Birding slows down during summer and I always hope to use that time to catch up with chores around the house.  It never works out that way, though.  Last summer I had major surgery and got hooked on moths during my recovery.  This summer I continued watching moths, but, amazingly, I was able to keep it from becoming a full-blown obsession.  My interest in butterflies picked up, however, so between birds, butterflies, and moths, I still managed to neglect my house and chores.

Rosy Maple Moth, Dryocampa rubicunda, a favorite from this summer.

Rosy Maple Moth, Dryocampa rubicunda, a favorite from this summer.

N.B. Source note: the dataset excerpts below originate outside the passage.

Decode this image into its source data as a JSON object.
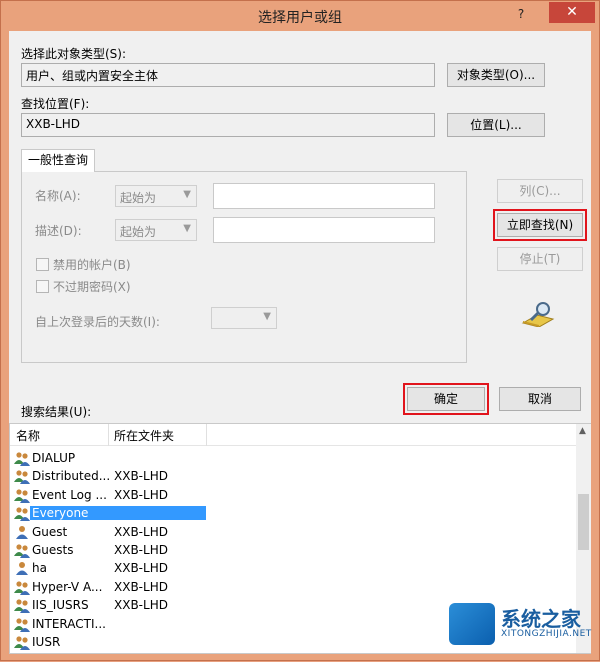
{
  "window": {
    "title": "选择用户或组",
    "help": "?",
    "close": "✕"
  },
  "object_type": {
    "label": "选择此对象类型(S):",
    "value": "用户、组或内置安全主体",
    "button": "对象类型(O)..."
  },
  "location": {
    "label": "查找位置(F):",
    "value": "XXB-LHD",
    "button": "位置(L)..."
  },
  "general_query": {
    "tab": "一般性查询",
    "name_label": "名称(A):",
    "name_mode": "起始为",
    "desc_label": "描述(D):",
    "desc_mode": "起始为",
    "disabled_accounts": "禁用的帐户(B)",
    "non_expiring_pwd": "不过期密码(X)",
    "days_since_login": "自上次登录后的天数(I):"
  },
  "side_buttons": {
    "columns": "列(C)...",
    "find_now": "立即查找(N)",
    "stop": "停止(T)"
  },
  "dialog_buttons": {
    "ok": "确定",
    "cancel": "取消"
  },
  "results": {
    "label": "搜索结果(U):",
    "columns": [
      "名称",
      "所在文件夹"
    ],
    "rows": [
      {
        "name": "DIALUP",
        "folder": "",
        "type": "group"
      },
      {
        "name": "Distributed...",
        "folder": "XXB-LHD",
        "type": "group"
      },
      {
        "name": "Event Log ...",
        "folder": "XXB-LHD",
        "type": "group"
      },
      {
        "name": "Everyone",
        "folder": "",
        "type": "group",
        "selected": true
      },
      {
        "name": "Guest",
        "folder": "XXB-LHD",
        "type": "user"
      },
      {
        "name": "Guests",
        "folder": "XXB-LHD",
        "type": "group"
      },
      {
        "name": "ha",
        "folder": "XXB-LHD",
        "type": "user"
      },
      {
        "name": "Hyper-V A...",
        "folder": "XXB-LHD",
        "type": "group"
      },
      {
        "name": "IIS_IUSRS",
        "folder": "XXB-LHD",
        "type": "group"
      },
      {
        "name": "INTERACTI...",
        "folder": "",
        "type": "group"
      },
      {
        "name": "IUSR",
        "folder": "",
        "type": "group"
      }
    ]
  },
  "watermark": {
    "name": "系统之家",
    "url": "XITONGZHIJIA.NET"
  },
  "colors": {
    "titlebar": "#e9a27c",
    "close": "#c7463a",
    "selection": "#3399ff",
    "highlight": "#e1141c"
  }
}
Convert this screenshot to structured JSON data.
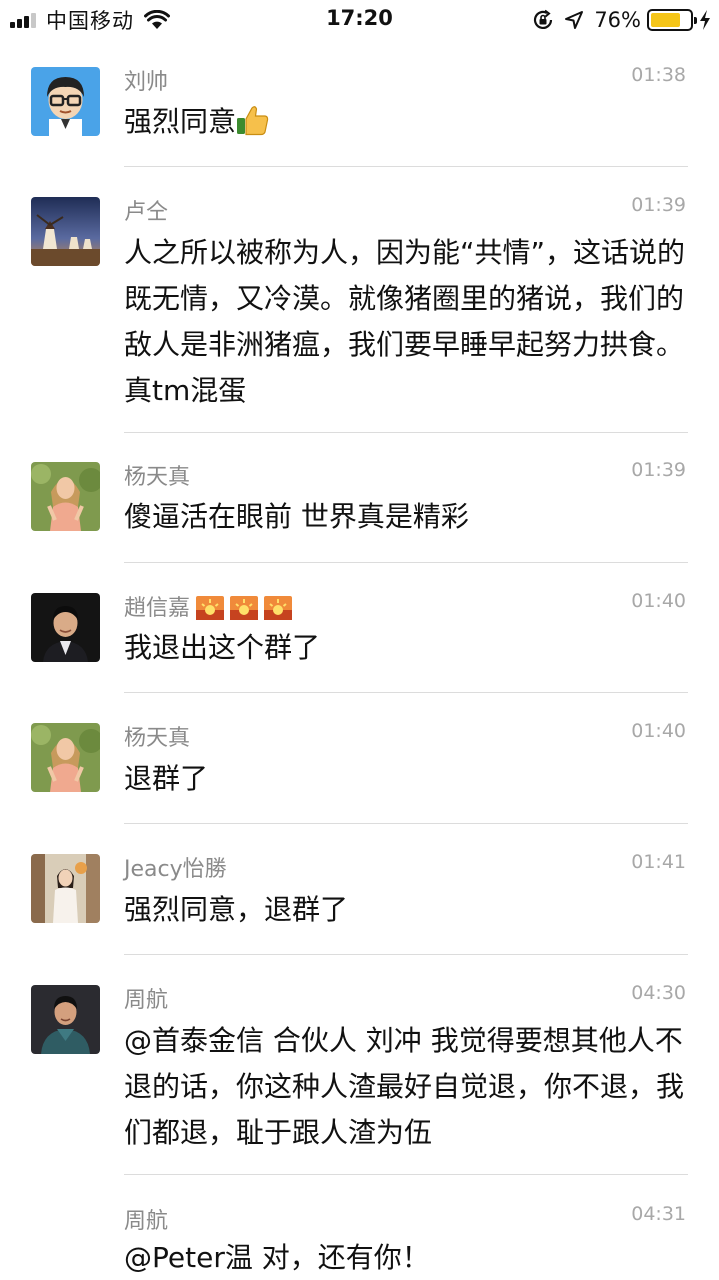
{
  "status_bar": {
    "carrier": "中国移动",
    "time": "17:20",
    "battery_percent": "76%",
    "battery_level": 0.76,
    "battery_color": "#f5c518",
    "icons": [
      "signal-icon",
      "wifi-icon",
      "rotation-lock-icon",
      "location-icon",
      "battery-icon",
      "charging-bolt-icon"
    ]
  },
  "messages": [
    {
      "name": "刘帅",
      "time": "01:38",
      "text": "强烈同意",
      "emoji": "thumbs-up-icon"
    },
    {
      "name": "卢仝",
      "time": "01:39",
      "text": "人之所以被称为人，因为能“共情”，这话说的既无情，又冷漠。就像猪圈里的猪说，我们的敌人是非洲猪瘟，我们要早睡早起努力拱食。真tm混蛋"
    },
    {
      "name": "杨天真",
      "time": "01:39",
      "text": "傻逼活在眼前 世界真是精彩"
    },
    {
      "name": "趙信嘉",
      "time": "01:40",
      "text": "我退出这个群了",
      "name_emoji": "sunrise-icon"
    },
    {
      "name": "杨天真",
      "time": "01:40",
      "text": "退群了"
    },
    {
      "name": "Jeacy怡勝",
      "time": "01:41",
      "text": "强烈同意，退群了"
    },
    {
      "name": "周航",
      "time": "04:30",
      "text": "@首泰金信 合伙人 刘冲 我觉得要想其他人不退的话，你这种人渣最好自觉退，你不退，我们都退，耻于跟人渣为伍"
    },
    {
      "name": "周航",
      "time": "04:31",
      "text": "@Peter温 对，还有你！"
    }
  ]
}
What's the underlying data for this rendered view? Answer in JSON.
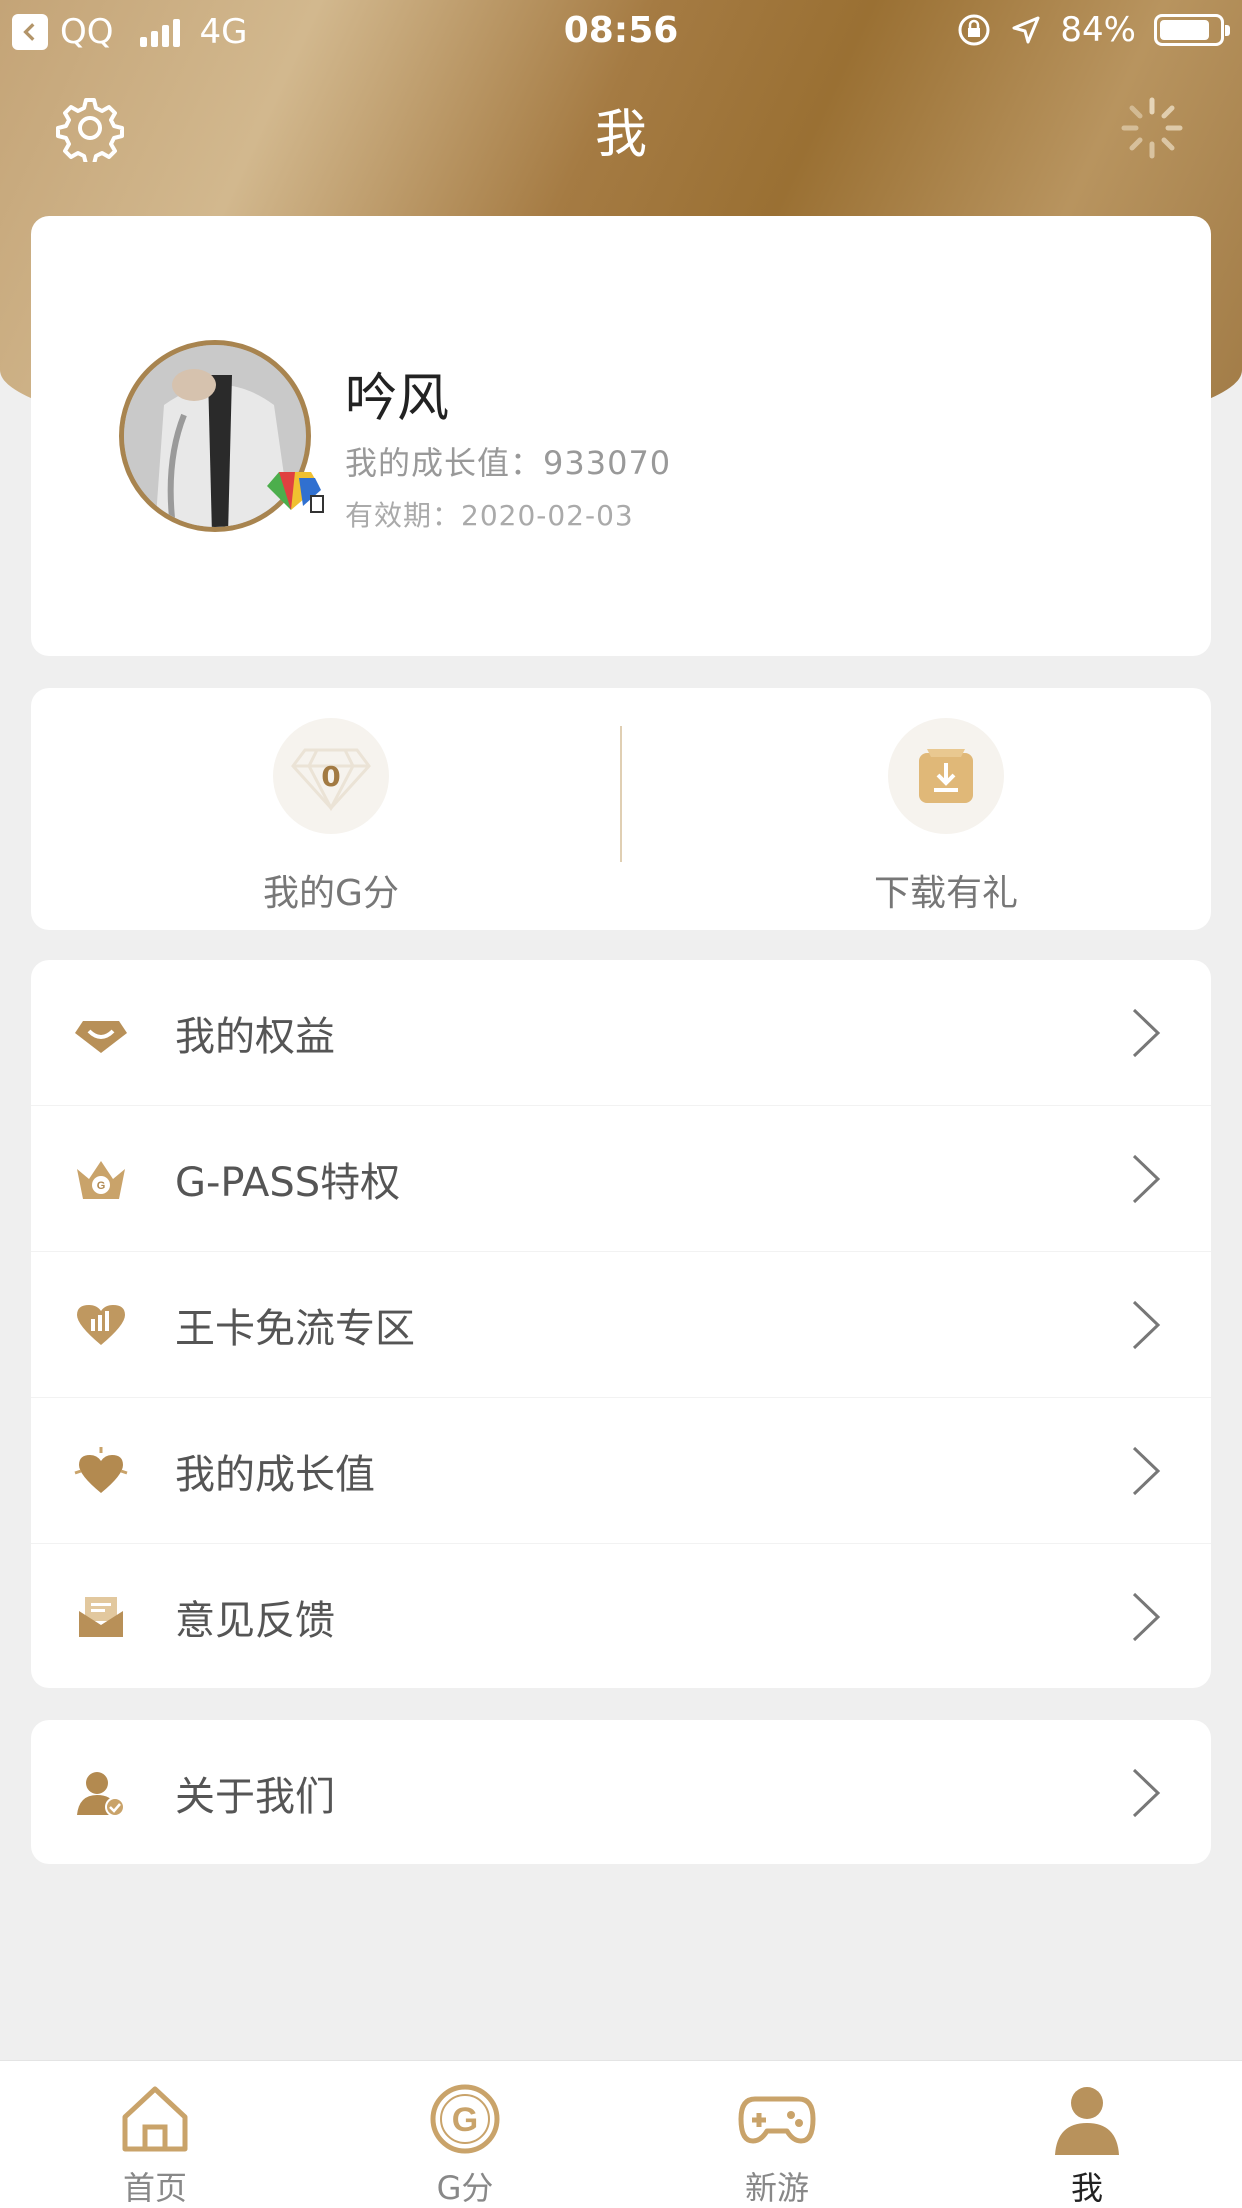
{
  "status_bar": {
    "back_app": "QQ",
    "network": "4G",
    "time": "08:56",
    "battery": "84%",
    "battery_level": 0.84
  },
  "nav": {
    "title": "我",
    "settings_icon": "gear-icon",
    "loading_icon": "spinner-icon"
  },
  "profile": {
    "username": "吟风",
    "growth": "我的成长值：933070",
    "validity": "有效期：2020-02-03"
  },
  "stats": [
    {
      "value": "0",
      "label": "我的G分",
      "icon": "diamond-icon"
    },
    {
      "label": "下载有礼",
      "icon": "download-gift-icon"
    }
  ],
  "menu": [
    {
      "label": "我的权益",
      "icon": "gem-icon"
    },
    {
      "label": "G-PASS特权",
      "icon": "crown-icon"
    },
    {
      "label": "王卡免流专区",
      "icon": "chart-heart-icon"
    },
    {
      "label": "我的成长值",
      "icon": "heart-growth-icon"
    },
    {
      "label": "意见反馈",
      "icon": "envelope-icon"
    }
  ],
  "about": {
    "label": "关于我们",
    "icon": "user-check-icon"
  },
  "tabs": [
    {
      "label": "首页",
      "icon": "home-icon"
    },
    {
      "label": "G分",
      "icon": "g-coin-icon"
    },
    {
      "label": "新游",
      "icon": "gamepad-icon"
    },
    {
      "label": "我",
      "icon": "user-icon",
      "active": true
    }
  ],
  "colors": {
    "accent_gold": "#a8844f",
    "background": "#efefef"
  }
}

Getting an earlier start with moths this year meant that I saw a lot of species that I missed last year when I started in August.  I’ve been fascinated with green moths ever since I found a list of them on BugGuide.  In May I saw a nice one, this Green Leuconycta.  If you click on a photo in any of my posts, it will display the full-size image in a new tab or window.

Green Leuconycta Moth, Leuconycta diphteroides

Green Leuconycta Moth, Leuconycta diphteroides

Butterflies started getting my attention when my friend Lois and I surveyed Bethania’s Black Walnut Bottoms for the official NABA (North American Butterfly Association) count on May 31.  My favorite from that day was this gorgeous gravid female Southern Broken-Dash butterfly.

Southern Broken-Dash (female)

Southern Broken-Dash (female)

Moths started getting really interesting in June.  Below is a male Tulip-tree Silkmoth, another of my favorites from this summer.

Tulip-tree Silkmoth, Callosamia angulifera

Tulip-tree Silkmoth, Callosamia angulifera

This Catalpa Sphinx may have to have been seen to be appreciated.  It was huge with a wingspan of nearly four inches.  He sure got my attention when he came zooming in to the deck light while I was standing there.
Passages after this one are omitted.